Thanks for moving the discussion from the tracker to here!
1) What framerate does Noesis typically target, and how is this determined? Does it automatically match the framerate of the engine (e.g. Unity)? I understand in WPF the framerate is dynamic, varying between 0 and a cap of 60 depending on whether animation is playing. I know that Noesis has no reason to follow this behavior.
Exactly, we don't follow the WPF behavior. In Noesis you decide the framerate because you are in control of when each frame is rendered. This is what happens in Unity, for each frame or 3D content rendered you have one frame of UI rendered. Note that you can disable continuous rendering (useful for render textures for example) and then only render when content changes.
2) Is it possible to configure the framerate? Some use cases are as follows:
The framerate is normally tied to the framerate of your game. So if you render 3D at 60fps then you are probably rendering at 60fps the UI.
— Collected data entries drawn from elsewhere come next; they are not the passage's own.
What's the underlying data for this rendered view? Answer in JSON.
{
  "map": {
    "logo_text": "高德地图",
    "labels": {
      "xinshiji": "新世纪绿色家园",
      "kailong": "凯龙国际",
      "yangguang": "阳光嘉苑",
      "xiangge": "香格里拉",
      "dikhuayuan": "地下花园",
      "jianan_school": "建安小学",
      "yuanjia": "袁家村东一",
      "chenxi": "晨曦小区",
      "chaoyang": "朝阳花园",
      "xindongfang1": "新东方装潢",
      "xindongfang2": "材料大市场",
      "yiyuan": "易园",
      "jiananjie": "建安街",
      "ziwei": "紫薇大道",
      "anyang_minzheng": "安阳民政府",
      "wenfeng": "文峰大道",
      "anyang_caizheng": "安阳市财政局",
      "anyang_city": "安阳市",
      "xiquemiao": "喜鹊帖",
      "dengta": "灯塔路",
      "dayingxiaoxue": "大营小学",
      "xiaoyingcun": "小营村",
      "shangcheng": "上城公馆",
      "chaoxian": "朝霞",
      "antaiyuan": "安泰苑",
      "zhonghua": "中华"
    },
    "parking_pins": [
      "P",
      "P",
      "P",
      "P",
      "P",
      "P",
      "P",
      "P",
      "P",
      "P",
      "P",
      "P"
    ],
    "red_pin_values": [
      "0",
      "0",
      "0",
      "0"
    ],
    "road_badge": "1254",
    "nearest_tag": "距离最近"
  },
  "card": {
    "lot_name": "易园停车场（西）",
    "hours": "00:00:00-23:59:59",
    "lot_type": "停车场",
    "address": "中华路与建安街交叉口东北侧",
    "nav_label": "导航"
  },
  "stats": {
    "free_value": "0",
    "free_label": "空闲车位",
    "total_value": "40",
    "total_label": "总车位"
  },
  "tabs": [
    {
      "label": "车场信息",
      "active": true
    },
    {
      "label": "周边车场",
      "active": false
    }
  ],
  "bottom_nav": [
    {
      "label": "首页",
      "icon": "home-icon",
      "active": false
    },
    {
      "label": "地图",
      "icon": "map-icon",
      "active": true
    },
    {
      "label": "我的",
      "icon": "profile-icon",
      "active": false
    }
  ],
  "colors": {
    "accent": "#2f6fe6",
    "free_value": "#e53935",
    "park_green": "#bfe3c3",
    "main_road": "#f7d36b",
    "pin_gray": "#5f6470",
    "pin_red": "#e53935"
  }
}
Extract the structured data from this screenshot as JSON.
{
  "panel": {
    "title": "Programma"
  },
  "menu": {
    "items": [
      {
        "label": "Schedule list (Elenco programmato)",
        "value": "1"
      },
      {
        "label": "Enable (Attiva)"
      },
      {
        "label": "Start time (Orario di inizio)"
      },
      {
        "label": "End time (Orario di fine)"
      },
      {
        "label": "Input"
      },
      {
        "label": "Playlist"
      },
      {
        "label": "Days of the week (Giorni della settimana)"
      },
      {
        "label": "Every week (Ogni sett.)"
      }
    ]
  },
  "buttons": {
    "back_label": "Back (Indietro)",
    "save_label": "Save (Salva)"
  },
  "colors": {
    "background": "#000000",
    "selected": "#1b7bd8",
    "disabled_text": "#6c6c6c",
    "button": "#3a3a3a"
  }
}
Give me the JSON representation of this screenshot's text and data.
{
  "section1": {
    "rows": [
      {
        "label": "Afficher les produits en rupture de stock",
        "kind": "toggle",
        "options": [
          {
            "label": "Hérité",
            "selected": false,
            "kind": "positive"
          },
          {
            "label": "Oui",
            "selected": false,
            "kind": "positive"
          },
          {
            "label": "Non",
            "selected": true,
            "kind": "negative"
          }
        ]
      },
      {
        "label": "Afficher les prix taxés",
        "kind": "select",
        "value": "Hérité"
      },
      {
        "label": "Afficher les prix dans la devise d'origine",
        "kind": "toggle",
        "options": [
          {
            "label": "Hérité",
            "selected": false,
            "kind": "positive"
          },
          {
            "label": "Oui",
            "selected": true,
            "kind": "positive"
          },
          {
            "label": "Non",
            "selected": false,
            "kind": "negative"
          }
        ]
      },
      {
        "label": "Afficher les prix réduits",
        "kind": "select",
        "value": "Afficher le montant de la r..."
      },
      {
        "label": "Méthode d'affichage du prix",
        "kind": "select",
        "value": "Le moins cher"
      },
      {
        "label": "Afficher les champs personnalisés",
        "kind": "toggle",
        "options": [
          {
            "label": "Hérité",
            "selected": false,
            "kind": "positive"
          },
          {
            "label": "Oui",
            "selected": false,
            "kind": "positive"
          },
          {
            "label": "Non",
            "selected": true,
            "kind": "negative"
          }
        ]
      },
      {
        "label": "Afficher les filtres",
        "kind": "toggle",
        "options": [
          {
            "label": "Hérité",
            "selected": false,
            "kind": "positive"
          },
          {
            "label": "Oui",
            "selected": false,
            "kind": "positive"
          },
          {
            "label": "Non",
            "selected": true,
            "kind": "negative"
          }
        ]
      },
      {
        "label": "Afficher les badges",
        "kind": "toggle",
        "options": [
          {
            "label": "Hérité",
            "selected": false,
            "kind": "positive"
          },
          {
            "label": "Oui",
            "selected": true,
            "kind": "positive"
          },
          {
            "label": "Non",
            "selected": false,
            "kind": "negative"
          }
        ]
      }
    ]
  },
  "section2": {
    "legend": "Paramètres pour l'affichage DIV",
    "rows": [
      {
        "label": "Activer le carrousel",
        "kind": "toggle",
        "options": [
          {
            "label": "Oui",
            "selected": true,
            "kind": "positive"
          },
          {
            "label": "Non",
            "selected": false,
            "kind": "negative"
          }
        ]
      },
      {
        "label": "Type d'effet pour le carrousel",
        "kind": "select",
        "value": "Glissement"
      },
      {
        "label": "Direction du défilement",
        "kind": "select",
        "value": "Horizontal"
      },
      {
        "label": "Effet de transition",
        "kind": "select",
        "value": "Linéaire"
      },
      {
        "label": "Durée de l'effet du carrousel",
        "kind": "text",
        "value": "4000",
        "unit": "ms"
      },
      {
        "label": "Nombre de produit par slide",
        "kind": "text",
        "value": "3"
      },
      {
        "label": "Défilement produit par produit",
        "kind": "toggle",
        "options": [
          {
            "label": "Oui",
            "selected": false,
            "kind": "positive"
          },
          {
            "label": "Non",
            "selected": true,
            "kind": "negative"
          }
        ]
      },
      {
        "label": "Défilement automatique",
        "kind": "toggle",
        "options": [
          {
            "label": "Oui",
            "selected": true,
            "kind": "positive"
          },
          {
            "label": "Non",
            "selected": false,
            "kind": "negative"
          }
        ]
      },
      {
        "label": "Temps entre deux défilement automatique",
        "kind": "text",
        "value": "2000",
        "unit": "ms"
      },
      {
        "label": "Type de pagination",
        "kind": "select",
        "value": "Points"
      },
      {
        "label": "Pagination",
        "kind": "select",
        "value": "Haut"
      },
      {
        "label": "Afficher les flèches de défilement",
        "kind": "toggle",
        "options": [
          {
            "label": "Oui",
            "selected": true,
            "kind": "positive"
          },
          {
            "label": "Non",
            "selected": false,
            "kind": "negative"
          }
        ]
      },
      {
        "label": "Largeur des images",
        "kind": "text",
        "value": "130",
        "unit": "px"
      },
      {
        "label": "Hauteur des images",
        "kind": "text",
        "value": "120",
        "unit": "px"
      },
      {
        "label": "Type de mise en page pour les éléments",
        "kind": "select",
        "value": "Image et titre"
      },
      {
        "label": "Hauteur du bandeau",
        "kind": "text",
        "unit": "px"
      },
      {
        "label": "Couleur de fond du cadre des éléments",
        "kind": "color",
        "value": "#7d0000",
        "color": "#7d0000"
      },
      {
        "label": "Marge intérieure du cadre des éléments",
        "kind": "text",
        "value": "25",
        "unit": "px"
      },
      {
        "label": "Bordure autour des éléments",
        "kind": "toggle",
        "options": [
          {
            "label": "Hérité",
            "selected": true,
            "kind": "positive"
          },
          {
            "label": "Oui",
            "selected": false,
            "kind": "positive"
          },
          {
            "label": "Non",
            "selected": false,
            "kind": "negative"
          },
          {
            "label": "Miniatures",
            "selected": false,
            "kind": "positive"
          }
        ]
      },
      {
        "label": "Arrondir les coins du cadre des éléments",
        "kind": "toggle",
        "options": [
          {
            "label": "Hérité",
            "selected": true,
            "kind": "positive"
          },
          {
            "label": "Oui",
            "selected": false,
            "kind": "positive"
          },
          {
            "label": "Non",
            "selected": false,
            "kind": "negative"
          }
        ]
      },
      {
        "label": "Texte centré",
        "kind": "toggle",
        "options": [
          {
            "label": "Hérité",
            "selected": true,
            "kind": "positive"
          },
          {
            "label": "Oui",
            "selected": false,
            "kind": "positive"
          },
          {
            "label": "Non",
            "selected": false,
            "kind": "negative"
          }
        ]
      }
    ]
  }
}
2a) A 3d game where the world rendering is intensive, and the UI is over budget such that we want it to run at a different rate. E.g. capped at 30 while the game runs at 60. This may sound ideologically absurd, but I've worked on an AAA project where this measure had to be taken on console builds.
Yes, we have a few clients doing this. They follow this approach:

1. Engine is rendering in render thread using its own render device.
2. UI is rendered in a different thread using a different render device.
3. UI is cached using shared textures that are updated using Direct Composition.
2b) A 2d game where the world is being rendered in Noesis, and we'd like the framerate to match that of the Engine (Unity in this case) which could range from sub-30 to 144 and beyond.
Yes, this is what happens by default in our Unity and Unreal integrations. And also in all our C++ and C# samples.